Code Explanation (Python)

The Python code implements this recursive DFS approach concisely:

class Solution:
    def str2tree(self, s: str) -> TreeNode:
        def dfs(s):
            if not s:  # Base case: empty string
                return None
            p = s.find('(')  # Find first '('
            if p == -1:  # No parenthesis, leaf node
                return TreeNode(int(s))
            root = TreeNode(int(s[:p]))  # Create root node
            start = p
            cnt = 0
            for i in range(p, len(s)):  # Find matching ')'
                if s[i] == '(':
                    cnt += 1
                elif s[i] == ')':
                    cnt -= 1
                if cnt == 0:
                    if start == p:  # Left subtree
                        root.left = dfs(s[start + 1:i])
                        start = i + 1
                    else:  # Right subtree
                        root.right = dfs(s[start + 1:i])
            return root
 
        return dfs(s)

Time and Space Complexity

  • Time Complexity: O(N), where N is the length of the input string.

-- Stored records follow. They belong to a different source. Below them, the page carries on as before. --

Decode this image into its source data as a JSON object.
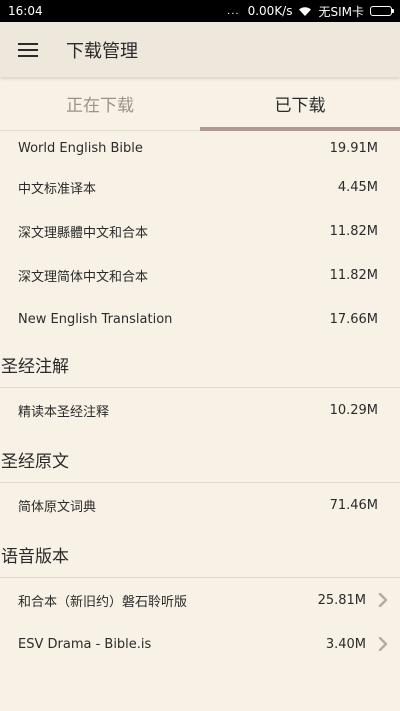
{
  "status_bar": {
    "time": "16:04",
    "dots": "...",
    "speed": "0.00K/s",
    "carrier": "无SIM卡"
  },
  "app_bar": {
    "title": "下载管理",
    "menu_icon": "hamburger-menu-icon"
  },
  "tabs": [
    {
      "label": "正在下载",
      "active": false
    },
    {
      "label": "已下载",
      "active": true
    }
  ],
  "bible_items": [
    {
      "name": "World English Bible",
      "size": "19.91M"
    },
    {
      "name": "中文标准译本",
      "size": "4.45M"
    },
    {
      "name": "深文理縣體中文和合本",
      "size": "11.82M"
    },
    {
      "name": "深文理简体中文和合本",
      "size": "11.82M"
    },
    {
      "name": "New English Translation",
      "size": "17.66M"
    }
  ],
  "sections": {
    "commentary": {
      "title": "圣经注解",
      "items": [
        {
          "name": "精读本圣经注释",
          "size": "10.29M"
        }
      ]
    },
    "original": {
      "title": "圣经原文",
      "items": [
        {
          "name": "简体原文词典",
          "size": "71.46M"
        }
      ]
    },
    "audio": {
      "title": "语音版本",
      "items": [
        {
          "name": "和合本（新旧约）磐石聆听版",
          "size": "25.81M"
        },
        {
          "name": "ESV Drama - Bible.is",
          "size": "3.40M"
        }
      ]
    }
  },
  "colors": {
    "background": "#f7f1e6",
    "app_bar": "#eee8dc",
    "tab_indicator": "#b09a94",
    "divider": "#e0d9cc"
  }
}
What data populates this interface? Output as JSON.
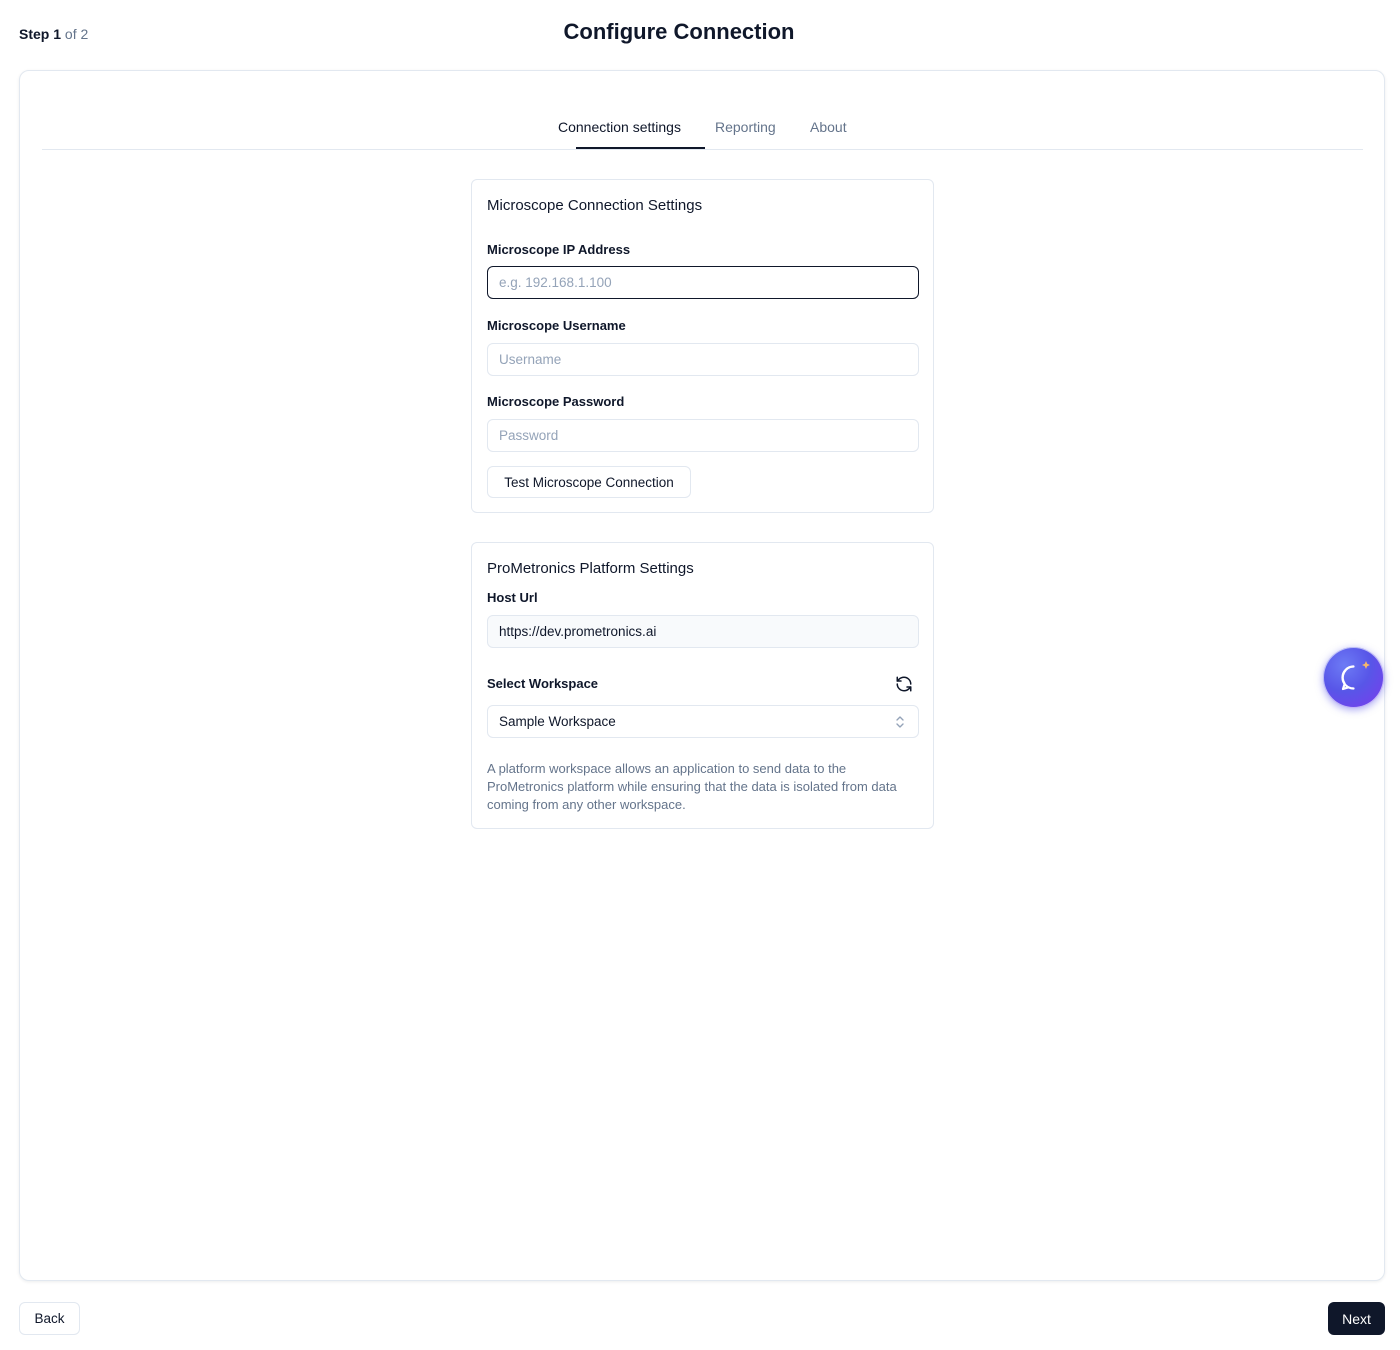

Each character is visited at most a constant number of times during the parsing. The recursive calls have a depth proportional to the height of the tree, which is at most N in the worst case (a skewed tree).

  • Space Complexity: O(H), where H is the height of the tree. This is due to the recursive call stack. In the worst case (a skewed tree), H can be N, but in a balanced tree, H is log₂N. Additionally, a small amount of space is used for storing the tree nodes themselves. This makes the space complexity O(N) in the worst case and O(log N) in the best case.

The other languages (Java, C++, Go) follow the same algorithm with minor syntactic differences. The complexity analysis remains the same.